200 Section - Multimodal Management of Complex Neuropathic Pain in a Patient with Traumatic Conus Medullaris Syndrome from T12 Complete Spinal Cord Injury

Tuesday, May 19, 2026

6:00 PM - 7:30 PM PT

Presenting Author/Autor expositor(s)

GM

Griffin Mumby, MD

Resident
University of Alberta
Edmonton, Alberta, Canada

Co-Author(s)

HK

Hardeep Kainth, MD

Associate Clinical Professor
University of Alberta
Edmonton, Alberta, Canada

Case Diagnosis: Neuropathic pain (NP) after spinal cord injury (SCI) is common and debilitating, affecting 50-70% of patients. However, adequate pain control is often difficult to achieve due to complex pathophysiologic mechanisms and variable pain phenotypes.

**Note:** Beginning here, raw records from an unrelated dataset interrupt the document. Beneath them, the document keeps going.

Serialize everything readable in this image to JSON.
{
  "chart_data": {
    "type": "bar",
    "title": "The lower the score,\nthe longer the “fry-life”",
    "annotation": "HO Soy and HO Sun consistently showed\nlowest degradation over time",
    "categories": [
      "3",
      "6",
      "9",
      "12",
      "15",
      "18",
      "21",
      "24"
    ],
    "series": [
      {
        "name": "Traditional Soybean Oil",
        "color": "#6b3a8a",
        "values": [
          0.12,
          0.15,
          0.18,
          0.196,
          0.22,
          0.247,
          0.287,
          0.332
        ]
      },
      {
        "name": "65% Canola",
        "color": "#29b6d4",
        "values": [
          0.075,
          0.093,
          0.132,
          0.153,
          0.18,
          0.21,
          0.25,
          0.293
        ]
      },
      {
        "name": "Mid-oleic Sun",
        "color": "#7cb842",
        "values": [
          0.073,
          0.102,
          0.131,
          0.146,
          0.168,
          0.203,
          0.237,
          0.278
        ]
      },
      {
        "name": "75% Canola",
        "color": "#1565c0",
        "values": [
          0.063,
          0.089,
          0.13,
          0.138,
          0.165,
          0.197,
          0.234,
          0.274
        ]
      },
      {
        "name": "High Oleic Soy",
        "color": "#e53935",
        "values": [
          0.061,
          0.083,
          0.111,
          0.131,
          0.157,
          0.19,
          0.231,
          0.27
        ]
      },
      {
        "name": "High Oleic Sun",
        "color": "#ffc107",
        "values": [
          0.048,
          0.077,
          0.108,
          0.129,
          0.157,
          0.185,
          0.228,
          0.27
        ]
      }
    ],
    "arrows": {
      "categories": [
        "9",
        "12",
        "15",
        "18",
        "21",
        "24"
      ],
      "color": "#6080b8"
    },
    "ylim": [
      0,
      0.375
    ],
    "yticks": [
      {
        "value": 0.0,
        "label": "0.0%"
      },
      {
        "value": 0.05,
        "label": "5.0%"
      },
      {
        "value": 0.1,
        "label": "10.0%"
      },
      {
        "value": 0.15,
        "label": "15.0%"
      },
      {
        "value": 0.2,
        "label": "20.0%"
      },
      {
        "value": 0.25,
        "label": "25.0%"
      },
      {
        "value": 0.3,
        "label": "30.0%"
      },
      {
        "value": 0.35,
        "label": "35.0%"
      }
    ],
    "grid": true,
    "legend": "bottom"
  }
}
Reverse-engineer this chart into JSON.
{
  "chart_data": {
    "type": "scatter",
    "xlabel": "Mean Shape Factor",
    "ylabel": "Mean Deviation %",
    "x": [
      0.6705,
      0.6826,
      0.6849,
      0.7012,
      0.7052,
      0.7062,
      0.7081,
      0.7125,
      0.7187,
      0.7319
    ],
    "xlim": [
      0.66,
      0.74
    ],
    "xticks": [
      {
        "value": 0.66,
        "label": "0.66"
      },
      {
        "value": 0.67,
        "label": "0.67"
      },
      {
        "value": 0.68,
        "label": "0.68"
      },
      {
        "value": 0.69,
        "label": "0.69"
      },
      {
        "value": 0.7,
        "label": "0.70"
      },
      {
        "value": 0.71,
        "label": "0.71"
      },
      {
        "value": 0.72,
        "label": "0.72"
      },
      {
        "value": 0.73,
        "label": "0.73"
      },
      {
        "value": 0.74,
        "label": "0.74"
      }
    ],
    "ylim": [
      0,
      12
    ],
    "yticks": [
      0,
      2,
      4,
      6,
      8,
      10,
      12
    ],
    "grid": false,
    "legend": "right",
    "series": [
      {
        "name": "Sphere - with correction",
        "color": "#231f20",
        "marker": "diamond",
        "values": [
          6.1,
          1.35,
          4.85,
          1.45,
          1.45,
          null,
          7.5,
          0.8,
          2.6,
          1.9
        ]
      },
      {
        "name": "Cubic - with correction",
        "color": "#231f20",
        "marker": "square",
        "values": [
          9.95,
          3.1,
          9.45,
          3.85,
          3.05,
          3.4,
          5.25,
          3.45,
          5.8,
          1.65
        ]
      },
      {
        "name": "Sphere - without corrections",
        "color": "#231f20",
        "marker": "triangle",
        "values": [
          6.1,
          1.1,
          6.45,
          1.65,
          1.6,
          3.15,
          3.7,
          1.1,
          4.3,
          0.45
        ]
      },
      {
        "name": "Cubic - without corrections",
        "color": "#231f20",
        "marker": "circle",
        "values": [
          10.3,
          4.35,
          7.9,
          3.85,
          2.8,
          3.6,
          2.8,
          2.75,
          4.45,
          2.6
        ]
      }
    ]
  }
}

We present a case of a 50-year-old male with a history of traumatic conus medullaris syndrome (T12 complete SCI) seen at our multidisciplinary rehabilitation center. He developed severe bilateral L1/L2 dermatomal and scrotal NP and allodynia, left-sided Meralgia Paresthetica, bilateral adductor spasticity, and central pain impacting sleep, participation in therapy, and daily functioning.

Case Description:

Conservative measures included desensitization, Transcutaneous Electrical Nerve Stimulation, Functional Electrical Stimulation exercises, stress management, and mental health support. Gabapentin, TCAs, and SNRIs only modestly improved symptoms. Anti-convulsants, cannabinoids, and low-potency opioids were trialled as adjuncts, but discontinued due to adverse effects or limited efficacy.

We formulated a successful pain treatment strategy by diagnosing and treating each source of pain. Subcutaneous botulinum toxin significantly reduced L1/L2 dermatomal pain and allodynia. Bupivacaine and lidocaine nerve blocks improved Meralgia Paresthetica by 70%. Bilateral adductor spasticity resolved with botulinum toxin. Central pain improved with pregabalin, and scrotal allodynia with desipramine. An 8-electrode array epidural spinal cord stimulator was implanted 18 months post-injury for residual NP, and later revised to a 32-electrode array, resulting in significant symptom improvement, reduced polypharmacy, and improved daily function.

Discussions:

This case report highlights the complexity of SCI-related NP and the various approaches needed to manage it. Multiple mechanisms, including neuroanatomical alterations, changes in endogenous pain signalling, neuroinflammatory processes, and psychosocial factors, all contribute to a patient’s pain presentation following SCI. As such, treatment should be individualized and multimodal, utilizing conservative, pharmacologic, interventional, and surgical measures when indicated.

Conclusions: NP following SCI can be debilitating and difficult to control. Effective management requires accurate identification of pain phenotypes, multimodal approaches, and individualized treatment strategies.